10. Dump Yer Junk! What this means is get wise counseling. This is the one tip that might cost money, but many companies offer insurance that can help cover part of the expense. Take advantage of it; it’s there for you. Depressed people need an objective, professional, third party who will listen, allowing us to vent all our junk freely without feeling judged. This might not be a pastor in your church–that is okay. Many pastors counsel people from other churches. You may be too involved in your own church to feel comfortable unloading all “the junk in your trunk.” I found someone I would likely never run into in public, and it was so very helpful. They had ideas I never would have thought of that helped me heal and overcome some difficult relationships in my life. (Proverbs 24:3-6)
11. Focus on Helping Others. Depressed people need to get out and volunteer and see there are others in worse conditions who need their help. We need to stop focusing on all our negative thoughts and get over ourselves! (See how I am preaching to myself!) It offers a fresh perspective on our own problems which may seem smaller by comparison, and thus, helps encourage us in our journey to victory. (Ephesians 4:32, 5:21)
12. Hobbies or Talents. The skills God has wired into each of us bring a sense of satisfaction and joy. Part of our purpose in life is to spend time developing, using, and sharing these wonderful gifts–and if your gift is cooking, could you please come to my house and share it? 🙂 (1 Peter 4:10)
13. Write It Out. I took a writing class and my instructor mentioned there is now researched proof of the healing effects of writing. She explained the process of writing for 20 minutes a day about something that is bothering you. Grammar and spelling don’t matter; just unload your thoughts and feelings. If done for 4 days in a row, there is healing in venting on paper. I wondered if that was part of how I dealt with my daughter’s sudden and tragic death so well. I wrote and wrote and wrote all about it, to family, friends, neighbors, and co-workers. In the process, I received such loving support in return. I think my emotions were working themselves out as I left them on the paper, leaving me strengthened to move forward. (Psalm 45:1)
14. REST AND REGULAR SLEEP. A 4-letter word everyone needs–especially women in all stages of life. No, it’s not “shop” or “wine” as one woman shouted out in one of my talks! We need R-E-S-T; rest and regular sleep. Scientists and doctors recommend depressed people live on farmers’ hours: up with the sunrise and to bed early. It has to do with our bodies’ circadian rhythms in response to light and dark. It has to do with our bodies’ circadian rhythms in response to light and dark. God crafted our body systems for repair and rejuvenation during sleep and the dark hours. I guess I should get to bed! (Mark 6:31; Psalm 127:2b)

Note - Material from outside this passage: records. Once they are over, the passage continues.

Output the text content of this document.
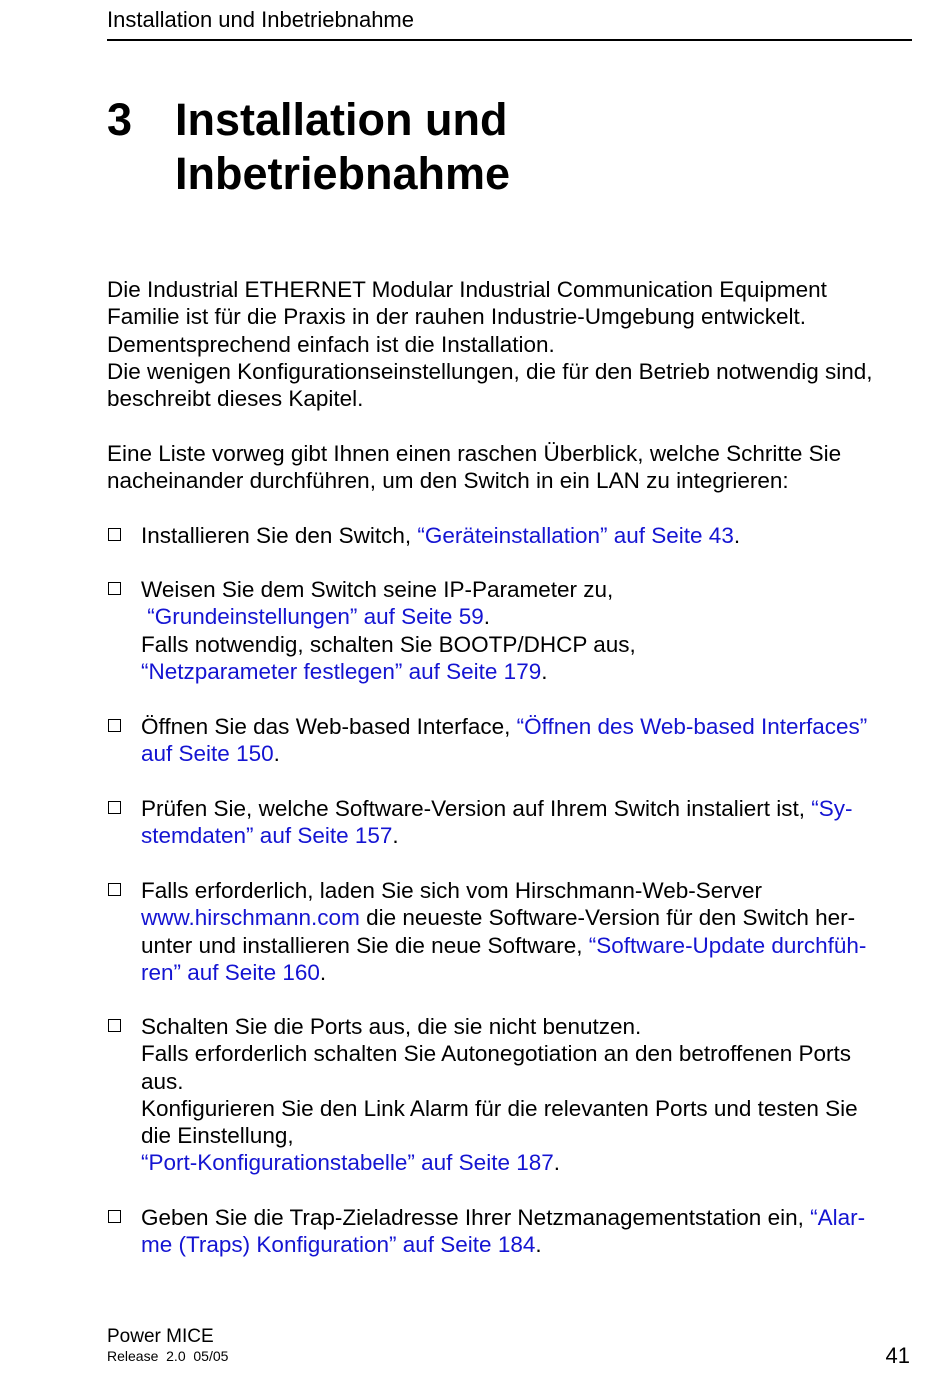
Installation und Inbetriebnahme
3 Installation und
Inbetriebnahme
Die Industrial ETHERNET Modular Industrial Communication Equipment
Familie ist für die Praxis in der rauhen Industrie-Umgebung entwickelt.
Dementsprechend einfach ist die Installation.
Die wenigen Konfigurationseinstellungen, die für den Betrieb notwendig sind,
beschreibt dieses Kapitel.
Eine Liste vorweg gibt Ihnen einen raschen Überblick, welche Schritte Sie
nacheinander durchführen, um den Switch in ein LAN zu integrieren:
Installieren Sie den Switch, “Geräteinstallation” auf Seite 43.
Weisen Sie dem Switch seine IP-Parameter zu,
“Grundeinstellungen” auf Seite 59.
Falls notwendig, schalten Sie BOOTP/DHCP aus,
“Netzparameter festlegen” auf Seite 179.
Öffnen Sie das Web-based Interface, “Öffnen des Web-based Interfaces”
auf Seite 150.
Prüfen Sie, welche Software-Version auf Ihrem Switch instaliert ist, “Sy-
stemdaten” auf Seite 157.
Falls erforderlich, laden Sie sich vom Hirschmann-Web-Server
www.hirschmann.com die neueste Software-Version für den Switch her-
unter und installieren Sie die neue Software, “Software-Update durchfüh-
ren” auf Seite 160.
Schalten Sie die Ports aus, die sie nicht benutzen.
Falls erforderlich schalten Sie Autonegotiation an den betroffenen Ports
aus.
Konfigurieren Sie den Link Alarm für die relevanten Ports und testen Sie
die Einstellung,
“Port-Konfigurationstabelle” auf Seite 187.
Geben Sie die Trap-Zieladresse Ihrer Netzmanagementstation ein, “Alar-
me (Traps) Konfiguration” auf Seite 184.
Power MICE
Release  2.0  05/05	41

15. An Attitude of Gratitude. I heard on a television talk show years ago from one of the listeners who was struggling in her marriage and in her life. She started journaling 3 things each night that she was thankful for that day. I thought that was a great idea, and now I have a shelf full of gratitude journals. It is so much more positive, productive, and fruitful than a negative attitude of whining, complaining, and blaming. (1 Thessalonians 5:18; Ephesians 5:20)
16. Forgiveness. The ripple effect of the power of forgiveness can change lives around the world. Mend the fences and reconcile relationships before it’s too late. Make a phone call, write a letter, set up a meeting. It is so healing and freeing. You can lay our head down at night in peace. Even if the other party does not respond well–and sometimes they do not–you can sleep with happiness in your heart knowing you did your part as best you could (sincerely and humbly). You will leave this earth with no regrets. No regrets! That’s huge. (Matthew 6:14-15; 18:21-22)
Over the years, I found the combination of all of these helpful in diffusing bouts of sadness, gloom, or depression. It took a little bit of conscious effort and some self-talk, at times, for me to take action, but they help! Most of them are free and within reach. I hope they help you as much as they have helped me. My outlook is now generally positive, spirited, and encouraging on a daily basis as these are built into my lifestyle. Just ask my friends.